- The Washington Times - Wednesday, January 14, 2009

RICHMOND | When in the course of legal events a judge rejected Maine’s bid to reclaim a rare copy of the Declaration of Independence, the state appealed to a higher court, which heard oral arguments in the case Tuesday.

An attorney for Internet pioneer Richard L. Adams Jr. told the Virginia Supreme Court there’s no evidence the document was ever an official record kept by the town of Wiscasset, Maine, and that Mr. Adams is the rightful owner after buying it from a London book dealer in 2001 for $475,000.

But Maine’s attorney argued that Wiscasset never relinquished ownership of the document, which is one of about 250 copies printed in 1776 and distributed to towns throughout Massachusetts to be read to residents. Maine was part of Massachusetts then. Only 11 of the copies are thought to exist.

“There’s no evidence the town ever intended to transfer its ownership in this document to anyone,” Maine Assistant Attorney General Thomas Knowlton told the justices. “It’s certainly our belief this document is a public record under Maine law and a public record under common law.”

Fairfax County Circuit Judge R. Terrence Ney last February ruled in favor of Mr. Adams, the multimillionaire founder of UUNet Technologies Inc., the first commercial Internet service provider. Mr. Adams had filed suit to establish title to the document after learning that Maine was claiming ownership.

Mr. Adams’ attorney, Robert K. Richardson, said Wiscasset’s town clerk copied the text of the Declaration of Independence into the town’s record books on Nov. 10, 1776. It’s that transcription, not the document upon which it was based, that is the official town record, Mr. Richardson said.

Whether it was an official record or not, the document apparently was retained by Solomon Holbrook, Wiscasset’s town clerk from 1885 until his death in 1929. An estate auctioneer found it in a box of papers in the attic of Mr. Holbrook’s daughter’s home after she died in 1994.

“You can’t presume she came into possession of this any way other than from her father,” Maine state archivist David Cheever said in a telephone interview. “The logical thread is one clerk gives the records to his successor, but Holbrook died in office.”

Mr. Knowlton said town clerks in those days worked out of their homes - a likely explanation for why the document remained with the family instead of being passed along to the new clerk. Mr. Holbrook also was a jeweler.

The document changed hands a couple of times before Mr. Adams bought it. Maine officials became aware of the print’s existence after receiving an anonymous tip, Mr. Cheever said, and decided to try to get it back because of its historical significance.

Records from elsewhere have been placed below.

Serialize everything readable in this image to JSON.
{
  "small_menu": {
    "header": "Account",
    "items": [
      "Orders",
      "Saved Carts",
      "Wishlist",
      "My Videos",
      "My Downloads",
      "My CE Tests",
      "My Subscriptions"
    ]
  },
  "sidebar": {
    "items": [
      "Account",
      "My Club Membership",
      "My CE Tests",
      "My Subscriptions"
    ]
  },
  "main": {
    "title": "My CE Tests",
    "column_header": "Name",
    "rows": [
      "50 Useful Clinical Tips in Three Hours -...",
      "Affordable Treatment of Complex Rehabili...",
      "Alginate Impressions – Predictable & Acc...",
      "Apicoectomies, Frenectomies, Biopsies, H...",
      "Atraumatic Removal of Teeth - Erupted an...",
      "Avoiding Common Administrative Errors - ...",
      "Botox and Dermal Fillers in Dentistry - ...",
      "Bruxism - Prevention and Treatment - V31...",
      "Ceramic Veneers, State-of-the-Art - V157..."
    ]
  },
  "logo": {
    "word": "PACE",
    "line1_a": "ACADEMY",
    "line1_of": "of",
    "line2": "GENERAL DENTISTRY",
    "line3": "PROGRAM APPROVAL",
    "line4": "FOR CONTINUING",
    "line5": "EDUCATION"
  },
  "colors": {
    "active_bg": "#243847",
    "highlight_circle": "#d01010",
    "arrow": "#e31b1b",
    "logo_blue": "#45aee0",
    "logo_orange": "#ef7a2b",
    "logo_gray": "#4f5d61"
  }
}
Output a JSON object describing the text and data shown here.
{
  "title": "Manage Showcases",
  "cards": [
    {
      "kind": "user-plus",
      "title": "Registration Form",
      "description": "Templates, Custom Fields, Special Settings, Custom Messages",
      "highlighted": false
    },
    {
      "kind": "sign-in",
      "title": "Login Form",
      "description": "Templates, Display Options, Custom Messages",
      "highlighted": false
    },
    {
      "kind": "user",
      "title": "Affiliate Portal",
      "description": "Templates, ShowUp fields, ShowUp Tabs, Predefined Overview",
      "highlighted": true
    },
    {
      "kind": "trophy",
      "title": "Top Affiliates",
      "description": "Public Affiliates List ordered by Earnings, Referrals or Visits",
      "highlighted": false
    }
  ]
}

“This was a communication to a community,” he said. “It wasn’t the Internet age. This was brought by either water or horseback to what was then the town of Pawnalborough,” which later changed its name to Wiscasset. “This document was, for this town, an anchor document.”

Mr. Cheever said only 11 of the approximately 250 copies printed by Ezekiel Russell in Salem, Mass., are known to still exist. One that originally belonged to the town of North Yarmouth also was obtained by a private collector but eventually was returned, he said.

Mr. Knowlton said if Maine wins the case, Mr. Adams can try to recoup his money from the London dealer. If the state loses, Mr. Knowlton said, it has no recourse because there are no federal issues in play that could be pursued to the U.S. Supreme Court.

The justices likely will issue their decision Feb. 27.